To generate the Adipoq-Cre BAC transgenic mice, the 245 kb RP23-90G21 bacterial artificial chromosome (BAC) containing at least five mouse genes was modified by replacing the starting ATG and 222 bp of the adiponectin gene with the starting ATG and coding sequence of a Cre recombinase gene. This modified BAC transgene was microinjected into pronuclei of fertilized one-cell stage FVB/NJ embryos. Transgenic mice were identified and bred to C57BL/6J wildtype mice to establish founder lines. A single transgenic founder line was characterized. The donating investigator reported that transgenic mice were then backcrossed to C57BL/6J wildtype mice for more than 14 generations prior to sending to The Jackson Laboratory Repository (see 2011 SNP notes below). Upon arrival, mice were bred to C57BL/6J inbred mice (Stock No. 000664) to establish our live colony. By 2014, the colony was additionally backcrossed to C57BL/6J inbred mice for at least five generations and confirmed by SNP analysis (below) to be C57BL/6J congenic.
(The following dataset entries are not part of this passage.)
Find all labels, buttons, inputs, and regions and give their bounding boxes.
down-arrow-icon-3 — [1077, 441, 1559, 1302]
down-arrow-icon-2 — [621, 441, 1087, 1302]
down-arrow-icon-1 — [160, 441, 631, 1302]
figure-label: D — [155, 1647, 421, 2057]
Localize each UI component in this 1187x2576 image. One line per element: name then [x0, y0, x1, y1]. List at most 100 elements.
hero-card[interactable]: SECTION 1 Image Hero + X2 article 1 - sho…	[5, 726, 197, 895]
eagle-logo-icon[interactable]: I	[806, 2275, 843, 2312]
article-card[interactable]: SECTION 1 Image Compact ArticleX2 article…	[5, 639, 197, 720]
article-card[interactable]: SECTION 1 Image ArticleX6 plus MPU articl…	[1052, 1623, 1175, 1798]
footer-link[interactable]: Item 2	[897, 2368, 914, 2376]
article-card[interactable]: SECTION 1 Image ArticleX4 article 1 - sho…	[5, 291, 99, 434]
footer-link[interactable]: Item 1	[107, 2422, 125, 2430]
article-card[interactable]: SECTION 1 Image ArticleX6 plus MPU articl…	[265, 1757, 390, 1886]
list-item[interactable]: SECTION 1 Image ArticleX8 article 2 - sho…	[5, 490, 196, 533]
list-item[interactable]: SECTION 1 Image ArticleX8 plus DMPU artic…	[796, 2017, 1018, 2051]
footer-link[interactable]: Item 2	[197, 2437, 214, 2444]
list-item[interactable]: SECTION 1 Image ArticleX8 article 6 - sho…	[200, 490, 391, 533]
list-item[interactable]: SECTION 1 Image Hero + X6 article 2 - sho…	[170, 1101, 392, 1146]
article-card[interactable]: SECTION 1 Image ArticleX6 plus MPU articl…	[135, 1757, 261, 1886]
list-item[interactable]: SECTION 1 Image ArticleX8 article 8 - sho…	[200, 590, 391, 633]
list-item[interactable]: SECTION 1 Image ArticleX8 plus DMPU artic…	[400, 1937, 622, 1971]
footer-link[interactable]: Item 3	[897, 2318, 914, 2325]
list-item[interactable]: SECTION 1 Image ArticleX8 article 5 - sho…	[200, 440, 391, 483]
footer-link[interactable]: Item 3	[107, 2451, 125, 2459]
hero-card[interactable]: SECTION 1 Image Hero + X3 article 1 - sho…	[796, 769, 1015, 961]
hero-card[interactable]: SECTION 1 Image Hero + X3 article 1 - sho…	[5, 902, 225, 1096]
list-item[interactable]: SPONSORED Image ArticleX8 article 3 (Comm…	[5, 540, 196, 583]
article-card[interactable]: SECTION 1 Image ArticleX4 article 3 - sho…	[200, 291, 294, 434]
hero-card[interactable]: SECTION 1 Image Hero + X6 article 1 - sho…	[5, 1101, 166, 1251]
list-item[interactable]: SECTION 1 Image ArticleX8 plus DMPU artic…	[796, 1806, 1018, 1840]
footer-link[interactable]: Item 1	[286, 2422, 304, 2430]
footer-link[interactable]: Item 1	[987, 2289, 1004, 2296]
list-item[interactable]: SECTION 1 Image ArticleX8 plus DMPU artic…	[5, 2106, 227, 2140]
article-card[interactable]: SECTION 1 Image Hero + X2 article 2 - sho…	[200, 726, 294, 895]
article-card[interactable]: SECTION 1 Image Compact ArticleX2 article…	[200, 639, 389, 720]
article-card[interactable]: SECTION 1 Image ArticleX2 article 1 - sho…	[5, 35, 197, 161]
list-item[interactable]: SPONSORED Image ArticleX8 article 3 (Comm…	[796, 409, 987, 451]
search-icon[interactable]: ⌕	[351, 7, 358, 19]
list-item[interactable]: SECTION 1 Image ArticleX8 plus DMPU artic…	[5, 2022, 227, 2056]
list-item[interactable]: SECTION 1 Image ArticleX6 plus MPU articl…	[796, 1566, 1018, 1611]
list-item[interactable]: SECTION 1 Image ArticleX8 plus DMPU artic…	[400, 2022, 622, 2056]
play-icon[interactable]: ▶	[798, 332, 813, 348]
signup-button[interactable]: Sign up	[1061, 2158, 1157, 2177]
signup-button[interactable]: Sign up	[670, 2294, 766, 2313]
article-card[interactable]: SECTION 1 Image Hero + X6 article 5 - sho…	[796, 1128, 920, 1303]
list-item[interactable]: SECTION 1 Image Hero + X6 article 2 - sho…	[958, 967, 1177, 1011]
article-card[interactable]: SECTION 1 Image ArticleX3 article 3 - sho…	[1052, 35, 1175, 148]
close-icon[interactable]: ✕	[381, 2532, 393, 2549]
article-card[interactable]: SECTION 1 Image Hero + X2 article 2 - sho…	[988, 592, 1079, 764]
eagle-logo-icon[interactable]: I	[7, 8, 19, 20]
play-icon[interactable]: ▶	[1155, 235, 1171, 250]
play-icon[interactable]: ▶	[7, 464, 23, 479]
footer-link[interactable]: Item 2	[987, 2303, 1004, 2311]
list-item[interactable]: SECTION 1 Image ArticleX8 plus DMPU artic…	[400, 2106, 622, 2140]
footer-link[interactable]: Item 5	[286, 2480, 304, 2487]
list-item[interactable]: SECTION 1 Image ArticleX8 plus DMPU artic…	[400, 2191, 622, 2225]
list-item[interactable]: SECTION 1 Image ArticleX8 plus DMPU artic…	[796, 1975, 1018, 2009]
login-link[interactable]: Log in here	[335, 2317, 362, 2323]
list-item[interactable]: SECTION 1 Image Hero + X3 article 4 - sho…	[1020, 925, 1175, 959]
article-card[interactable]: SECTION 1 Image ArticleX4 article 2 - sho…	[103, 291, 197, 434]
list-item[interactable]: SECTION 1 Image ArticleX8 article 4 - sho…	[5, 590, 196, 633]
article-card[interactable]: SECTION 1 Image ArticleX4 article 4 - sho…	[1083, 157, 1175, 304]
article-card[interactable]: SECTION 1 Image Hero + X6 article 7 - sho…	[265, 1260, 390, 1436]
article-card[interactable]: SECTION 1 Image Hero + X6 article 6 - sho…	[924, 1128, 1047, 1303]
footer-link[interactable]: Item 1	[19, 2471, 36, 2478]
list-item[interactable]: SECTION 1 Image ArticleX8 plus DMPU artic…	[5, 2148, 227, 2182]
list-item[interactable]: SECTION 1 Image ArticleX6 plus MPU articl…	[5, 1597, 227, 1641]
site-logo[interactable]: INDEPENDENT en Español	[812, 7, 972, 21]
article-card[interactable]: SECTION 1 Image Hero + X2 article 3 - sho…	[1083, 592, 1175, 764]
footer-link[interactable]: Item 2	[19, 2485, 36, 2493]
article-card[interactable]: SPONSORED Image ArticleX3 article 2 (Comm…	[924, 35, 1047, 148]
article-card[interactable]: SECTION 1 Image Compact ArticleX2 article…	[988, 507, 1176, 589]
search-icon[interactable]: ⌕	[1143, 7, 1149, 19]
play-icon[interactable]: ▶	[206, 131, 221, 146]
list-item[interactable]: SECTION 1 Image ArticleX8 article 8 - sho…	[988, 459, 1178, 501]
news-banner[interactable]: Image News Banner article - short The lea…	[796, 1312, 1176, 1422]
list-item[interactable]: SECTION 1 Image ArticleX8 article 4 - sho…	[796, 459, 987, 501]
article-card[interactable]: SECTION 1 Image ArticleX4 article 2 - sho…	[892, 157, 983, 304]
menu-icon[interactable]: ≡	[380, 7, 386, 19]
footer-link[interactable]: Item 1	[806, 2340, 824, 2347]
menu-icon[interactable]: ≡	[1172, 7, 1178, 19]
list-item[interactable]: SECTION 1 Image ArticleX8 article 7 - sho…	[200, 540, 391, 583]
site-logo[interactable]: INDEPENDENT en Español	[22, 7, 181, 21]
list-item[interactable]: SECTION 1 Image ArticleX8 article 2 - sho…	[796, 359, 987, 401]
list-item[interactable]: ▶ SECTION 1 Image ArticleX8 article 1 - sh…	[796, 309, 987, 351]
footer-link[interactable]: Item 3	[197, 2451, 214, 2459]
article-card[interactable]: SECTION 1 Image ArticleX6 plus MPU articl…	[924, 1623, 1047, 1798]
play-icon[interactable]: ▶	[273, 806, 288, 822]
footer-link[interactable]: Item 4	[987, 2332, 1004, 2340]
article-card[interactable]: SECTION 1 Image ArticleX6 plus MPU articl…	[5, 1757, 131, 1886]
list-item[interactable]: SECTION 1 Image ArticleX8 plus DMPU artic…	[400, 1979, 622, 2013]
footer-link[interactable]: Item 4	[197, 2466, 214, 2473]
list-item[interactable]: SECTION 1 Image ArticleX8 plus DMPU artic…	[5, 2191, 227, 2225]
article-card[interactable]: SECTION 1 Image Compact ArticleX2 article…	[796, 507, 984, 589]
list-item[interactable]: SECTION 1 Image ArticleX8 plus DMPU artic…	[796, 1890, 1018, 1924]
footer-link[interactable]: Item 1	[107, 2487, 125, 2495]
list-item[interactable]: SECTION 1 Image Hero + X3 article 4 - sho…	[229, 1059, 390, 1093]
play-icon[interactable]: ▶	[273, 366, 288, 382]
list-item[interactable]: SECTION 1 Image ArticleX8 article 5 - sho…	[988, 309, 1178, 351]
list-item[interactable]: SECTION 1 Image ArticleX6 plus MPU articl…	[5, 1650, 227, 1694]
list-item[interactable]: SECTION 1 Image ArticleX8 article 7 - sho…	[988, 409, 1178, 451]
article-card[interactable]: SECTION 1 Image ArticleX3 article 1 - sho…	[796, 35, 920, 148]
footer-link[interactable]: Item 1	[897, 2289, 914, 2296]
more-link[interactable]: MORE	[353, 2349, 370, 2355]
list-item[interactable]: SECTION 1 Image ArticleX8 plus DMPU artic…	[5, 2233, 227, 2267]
In 2011, a 32 SNP (single nucleotide polymorphism) panel analysis, with markers covering all 19 chromosomes and the X chromosome, was performed on the rederived living colony at The Jackson Laboratory Repository. This revealed six markers representing six different chromosomes that were not fixed as C57BL/6 allele-type. Five of these markers, one each on chromosomes 2, 8, 9, 15, and 19, are segregating for C57BL/6 or FVB allele-type. The marker at ~88.2 Mbp on chromosome 16 (that is not polymorphic between C57BL/6 and FVB) was found to be heterozygous for C57BL/6 and an undefined allele-type (i.e., not FVB) in all first generation rederived mice tested. Collectively, these data suggest the mice may not have been backcrossed to C57BL/6 for as many generations as originally reported prior to arrival at The Jackson Laboratory Repository. In addition, the chromosome 16 marker represents an unknown source of genetic contamination.
By 2014, the same 32 SNP panel assay was performed on a cohort of hemizygous females (from several litters) from our colony after five generations of backcrossing onto C57BL/6J. This revealed all markers but one were C57BL/6 allele-type. The single heterozygous (C57BL/6J;FVB/NJ) marker is on chromosome 9 (~53 cM). These data suggest the colony is now C57BL/6J congenic, and the transgene insertion site(s) may be on chromosome 9.
In Wong et al. 2021 Adipocyte 10:21, hemizygous Adipoq-Cre mice obtained from The Jackson Laboratory Stock No. 028020 were found to have the Adipoq-Cre transgene integrated on chromosome 9 between exons 6 and 7 of the Tbx18 locus, an embryonic development gene also associated with myocardial function. No genomic rearrangements were detected in the region of the integration site, although the insertion leads to reduced Tbx18 expression in hemizygous epididymal white adipose tissue. While the targeted locus amplification mapping predicted transgene-transgene fusions had occurred between different parts of the transgene, their ddPCR analysis identified the number of copies of intact Cre recombinase as one per genome. This publication also reported that when breeding hemizygous mice together, they were unable to generate any offspring with 2 copies of Cre recombinase (possible lethality of homozygotes).